The second-year LCS pro is already laying the groundwork for a successful 2021 season
100 Thieves’ star bottom laner FBI might be getting billed as the newest “face of the LCS,” but he’s not paying much attention to the noise.
“I definitely don’t feel like there’s a whole lot of added pressure,” the second-year LCS pro told Dot Esports. “I don’t really focus too much on pressure, anyway, I usually just try to focus on winning.”
Coming into 2021, much of the LCS is filled to the brim with budding rookies, first-year players, and relatively young talent. FBI, although near the crest of the incoming group in terms of experience, is still considered one of the league’s freshest faces. It’s easy to forget that FBI played on the international stage with the OPL’s Bombers at the 2019 Mid-Season Invitational before even reaching the LCS. While he might appear as one of North America’s newest superstars, it’s fair to say he’s been around the block elsewhere and knows how to handle the pressure.
FBI has a strong majority of the ensemble who helped him make a name for himself in the LCS last season taking the trip with him over to 100 Thieves. This past offseason, the organization signed four out of the five League of Legends players from the 2020 Golden Guardians squad, essentially being gifted with an already well-developed, highly synergized roster.
Closer, Damonte, Huhi, and FBI have been working with each other for several splits now and are only getting more and more in sync with each other’s playstyles and capabilities. “It’s a lot easier for me because I’m still with a lot of my same old teammates,” FBI said about the offseason roster swap “It just feels like business as usual.”
But still, FBI hinted at an inevitable change of scenery for himself, citing that he “had a lot of respect for the 100 Thieves organization and would have probably come here regardless.”
100 Thieves had a turbulent 2020 in terms of developing its own talent. Former starters like Stunt, Ryoma, and Poome have all fallen to the wayside without starting positions on any team this season. But now, with a proven, experienced, and effective roster sliding directly into place, 100 Thieves is already off to a hot start in 2021. After one week of play in the LCS Lock-In tournament, the team has a 2-1 record thanks to wins over top-tier squads like TSM and Team Liquid.
And although the sample size is small, two convincing wins over big-name teams this past weekend is an early step in the right direction for 100 Thieves. This weekend’s performance could be a catalyst for a bigger run deep in the Lock-In tournament and the full LCS season.
For FBI, he believes this weekend was the first step on the road to a Worlds appearance later this year. “The main goal for me, on a team level, is to make Worlds,” 100 Thieves’ bottom laner said. “I really want to make Worlds, face the international teams, and just see where we stack up. I want to know how much we need to improve in order to compete for a world title.”

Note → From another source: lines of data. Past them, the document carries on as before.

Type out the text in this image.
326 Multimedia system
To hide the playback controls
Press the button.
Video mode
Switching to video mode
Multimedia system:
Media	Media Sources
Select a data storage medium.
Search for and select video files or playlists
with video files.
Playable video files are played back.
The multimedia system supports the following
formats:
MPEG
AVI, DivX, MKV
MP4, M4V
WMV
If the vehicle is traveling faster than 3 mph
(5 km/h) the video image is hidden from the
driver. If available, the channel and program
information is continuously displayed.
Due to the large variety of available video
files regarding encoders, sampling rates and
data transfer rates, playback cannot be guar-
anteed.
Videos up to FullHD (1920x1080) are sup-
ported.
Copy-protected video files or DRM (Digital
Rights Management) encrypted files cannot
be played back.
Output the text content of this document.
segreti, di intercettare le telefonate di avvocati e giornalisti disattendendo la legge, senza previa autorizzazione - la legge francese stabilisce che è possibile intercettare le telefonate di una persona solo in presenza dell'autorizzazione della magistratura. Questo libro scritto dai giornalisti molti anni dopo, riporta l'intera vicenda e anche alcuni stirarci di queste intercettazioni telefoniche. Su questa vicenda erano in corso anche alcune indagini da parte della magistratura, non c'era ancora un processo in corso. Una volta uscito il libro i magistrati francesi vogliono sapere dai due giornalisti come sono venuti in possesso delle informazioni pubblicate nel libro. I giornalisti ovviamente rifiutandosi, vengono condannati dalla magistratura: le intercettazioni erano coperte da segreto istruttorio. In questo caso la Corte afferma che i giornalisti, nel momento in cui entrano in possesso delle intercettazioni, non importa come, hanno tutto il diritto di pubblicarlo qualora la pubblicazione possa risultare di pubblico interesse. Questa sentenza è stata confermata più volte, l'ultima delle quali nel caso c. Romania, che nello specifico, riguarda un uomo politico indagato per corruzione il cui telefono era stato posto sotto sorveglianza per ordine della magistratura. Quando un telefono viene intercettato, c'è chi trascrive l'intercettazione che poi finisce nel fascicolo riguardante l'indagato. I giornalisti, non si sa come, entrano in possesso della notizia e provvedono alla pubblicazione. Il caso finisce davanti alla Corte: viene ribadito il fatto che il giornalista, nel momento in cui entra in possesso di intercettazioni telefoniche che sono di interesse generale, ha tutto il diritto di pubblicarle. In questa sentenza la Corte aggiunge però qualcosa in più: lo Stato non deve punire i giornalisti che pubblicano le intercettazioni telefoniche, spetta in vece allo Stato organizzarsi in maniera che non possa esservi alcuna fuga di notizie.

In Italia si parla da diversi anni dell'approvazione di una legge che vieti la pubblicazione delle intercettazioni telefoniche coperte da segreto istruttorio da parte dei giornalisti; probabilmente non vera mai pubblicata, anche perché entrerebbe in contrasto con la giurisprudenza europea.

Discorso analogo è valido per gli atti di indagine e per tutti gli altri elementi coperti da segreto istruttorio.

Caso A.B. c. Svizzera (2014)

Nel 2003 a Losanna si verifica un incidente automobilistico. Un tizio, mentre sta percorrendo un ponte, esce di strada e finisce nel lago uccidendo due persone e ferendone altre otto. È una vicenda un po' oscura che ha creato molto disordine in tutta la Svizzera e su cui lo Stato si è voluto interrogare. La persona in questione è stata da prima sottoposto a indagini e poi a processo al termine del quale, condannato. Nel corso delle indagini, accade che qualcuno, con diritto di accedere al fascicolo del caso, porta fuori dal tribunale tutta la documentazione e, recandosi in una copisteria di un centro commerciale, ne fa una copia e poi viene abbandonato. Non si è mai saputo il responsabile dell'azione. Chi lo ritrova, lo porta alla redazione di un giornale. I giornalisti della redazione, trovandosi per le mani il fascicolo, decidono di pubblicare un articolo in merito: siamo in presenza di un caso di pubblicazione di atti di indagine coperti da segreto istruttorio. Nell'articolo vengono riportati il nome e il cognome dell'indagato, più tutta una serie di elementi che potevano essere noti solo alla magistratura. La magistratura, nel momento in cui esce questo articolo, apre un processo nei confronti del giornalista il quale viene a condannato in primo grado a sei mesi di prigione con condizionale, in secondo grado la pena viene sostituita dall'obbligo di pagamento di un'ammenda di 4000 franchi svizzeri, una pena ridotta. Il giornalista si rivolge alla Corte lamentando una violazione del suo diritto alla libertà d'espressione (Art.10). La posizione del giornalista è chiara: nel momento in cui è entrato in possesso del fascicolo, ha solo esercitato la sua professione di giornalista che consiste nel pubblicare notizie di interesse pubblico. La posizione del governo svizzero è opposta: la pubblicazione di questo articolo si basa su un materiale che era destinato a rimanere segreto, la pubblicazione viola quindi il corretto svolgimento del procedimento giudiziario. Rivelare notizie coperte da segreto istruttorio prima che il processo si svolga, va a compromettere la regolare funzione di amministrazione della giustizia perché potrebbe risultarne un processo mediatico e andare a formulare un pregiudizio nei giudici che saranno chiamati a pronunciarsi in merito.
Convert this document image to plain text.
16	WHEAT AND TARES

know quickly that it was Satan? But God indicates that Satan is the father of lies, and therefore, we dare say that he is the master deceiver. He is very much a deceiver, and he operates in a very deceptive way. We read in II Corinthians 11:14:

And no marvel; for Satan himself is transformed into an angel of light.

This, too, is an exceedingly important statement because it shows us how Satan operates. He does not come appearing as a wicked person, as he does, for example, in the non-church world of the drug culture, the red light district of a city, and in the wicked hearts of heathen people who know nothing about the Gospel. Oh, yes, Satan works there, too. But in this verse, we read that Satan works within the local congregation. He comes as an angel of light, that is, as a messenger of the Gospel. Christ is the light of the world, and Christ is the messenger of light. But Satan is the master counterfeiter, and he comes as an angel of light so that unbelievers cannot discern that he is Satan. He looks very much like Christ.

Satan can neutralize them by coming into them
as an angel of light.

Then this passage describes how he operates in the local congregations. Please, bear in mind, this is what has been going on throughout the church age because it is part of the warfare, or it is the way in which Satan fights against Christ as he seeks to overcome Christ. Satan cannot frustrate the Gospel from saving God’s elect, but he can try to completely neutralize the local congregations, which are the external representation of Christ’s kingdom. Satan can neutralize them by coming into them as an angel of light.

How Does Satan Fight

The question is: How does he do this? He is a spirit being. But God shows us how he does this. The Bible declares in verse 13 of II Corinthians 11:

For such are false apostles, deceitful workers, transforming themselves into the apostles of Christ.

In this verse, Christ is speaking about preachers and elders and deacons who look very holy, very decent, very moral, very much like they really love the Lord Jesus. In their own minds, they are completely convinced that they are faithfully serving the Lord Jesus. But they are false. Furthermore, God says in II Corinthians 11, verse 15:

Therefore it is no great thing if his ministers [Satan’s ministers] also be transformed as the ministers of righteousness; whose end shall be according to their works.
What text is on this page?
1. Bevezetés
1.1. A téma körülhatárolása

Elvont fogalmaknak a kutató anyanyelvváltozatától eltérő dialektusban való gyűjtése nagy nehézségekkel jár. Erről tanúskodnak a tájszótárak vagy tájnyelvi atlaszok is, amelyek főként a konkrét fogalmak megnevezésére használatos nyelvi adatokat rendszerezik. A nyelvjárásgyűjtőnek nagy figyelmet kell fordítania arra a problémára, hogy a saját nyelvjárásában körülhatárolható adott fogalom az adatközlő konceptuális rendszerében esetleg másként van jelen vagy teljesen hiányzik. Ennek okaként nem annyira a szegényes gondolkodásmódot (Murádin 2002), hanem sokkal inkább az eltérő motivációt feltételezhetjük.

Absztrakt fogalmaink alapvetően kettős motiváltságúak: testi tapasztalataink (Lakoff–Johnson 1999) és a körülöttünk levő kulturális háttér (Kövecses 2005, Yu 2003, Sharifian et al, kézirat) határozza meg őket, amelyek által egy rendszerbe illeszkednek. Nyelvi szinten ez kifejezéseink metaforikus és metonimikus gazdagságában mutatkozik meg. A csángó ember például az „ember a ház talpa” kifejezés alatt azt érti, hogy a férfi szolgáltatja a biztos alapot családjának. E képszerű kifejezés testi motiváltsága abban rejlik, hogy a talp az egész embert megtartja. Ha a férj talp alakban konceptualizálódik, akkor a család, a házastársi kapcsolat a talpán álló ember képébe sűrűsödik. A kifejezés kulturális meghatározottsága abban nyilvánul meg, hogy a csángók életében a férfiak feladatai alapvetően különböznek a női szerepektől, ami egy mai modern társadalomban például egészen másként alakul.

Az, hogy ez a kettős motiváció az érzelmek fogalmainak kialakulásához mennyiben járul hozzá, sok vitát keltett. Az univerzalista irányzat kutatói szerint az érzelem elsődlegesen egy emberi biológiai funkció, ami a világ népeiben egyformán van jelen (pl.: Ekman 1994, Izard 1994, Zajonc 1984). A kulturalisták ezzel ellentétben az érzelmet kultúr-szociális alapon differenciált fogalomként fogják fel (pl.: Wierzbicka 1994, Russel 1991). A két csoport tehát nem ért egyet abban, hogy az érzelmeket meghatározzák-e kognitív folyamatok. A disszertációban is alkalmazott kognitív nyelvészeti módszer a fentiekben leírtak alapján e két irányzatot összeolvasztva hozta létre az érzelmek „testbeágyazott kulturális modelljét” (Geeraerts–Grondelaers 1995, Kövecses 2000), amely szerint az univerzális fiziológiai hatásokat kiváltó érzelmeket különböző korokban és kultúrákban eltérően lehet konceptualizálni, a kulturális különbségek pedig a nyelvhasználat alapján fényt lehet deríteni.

And frankly, the answer isn’t that much. Last season, the 100 Thieves squad (while under the Golden Guardians banner) was just two best-of-fives away from qualifying for Worlds. This time around, the team is more polished and experienced in the LCS. The “core four” of 100 Thieves’ starting lineup is a symbiotic unit that prides itself on synergy and comfort instead of mechanical ability. And, above all else, the players are hungrier than ever to prove that they, too, are a part of the upper echelon of LCS royalty—none more so than FBI.
“I just want to be the undisputed best AD carry in the region,” the second-year pillar of 100 Thieves’ new lineup said. “Last year, it was kind of hard to say who was the best. There were a lot of names thrown out there. I don’t want there to be any questions.”
After one week of play, FBI is leaving little room for debate. Already, he leads all other ADCs at the LCS Lock-In tournament in several statistical categories including kill participation, damage per minute, and damage percentage, according to League stats site gol.gg.
Still, though, three games in the group stage of a preseason tournament is but a small slice of what it’s going to take for FBI to rise to the top of a crowded class of ADCs this season.
“Winning the season would come a long way in helping [my cause],” he admitted. While personal accolades and accomplishments are great in their own right, it’s going to take an LCS title for North America’s “freshest face” to solidify himself as the league’s strongest player.
“I just want to stand out. I want to win every lane. I want to dominate every teamfight,” he said in regard to his own personal goals. “I just want people to fear me. Honestly, I want people to see me on the enemy team and be like, ‘Fuck. Shit. It’s him.’”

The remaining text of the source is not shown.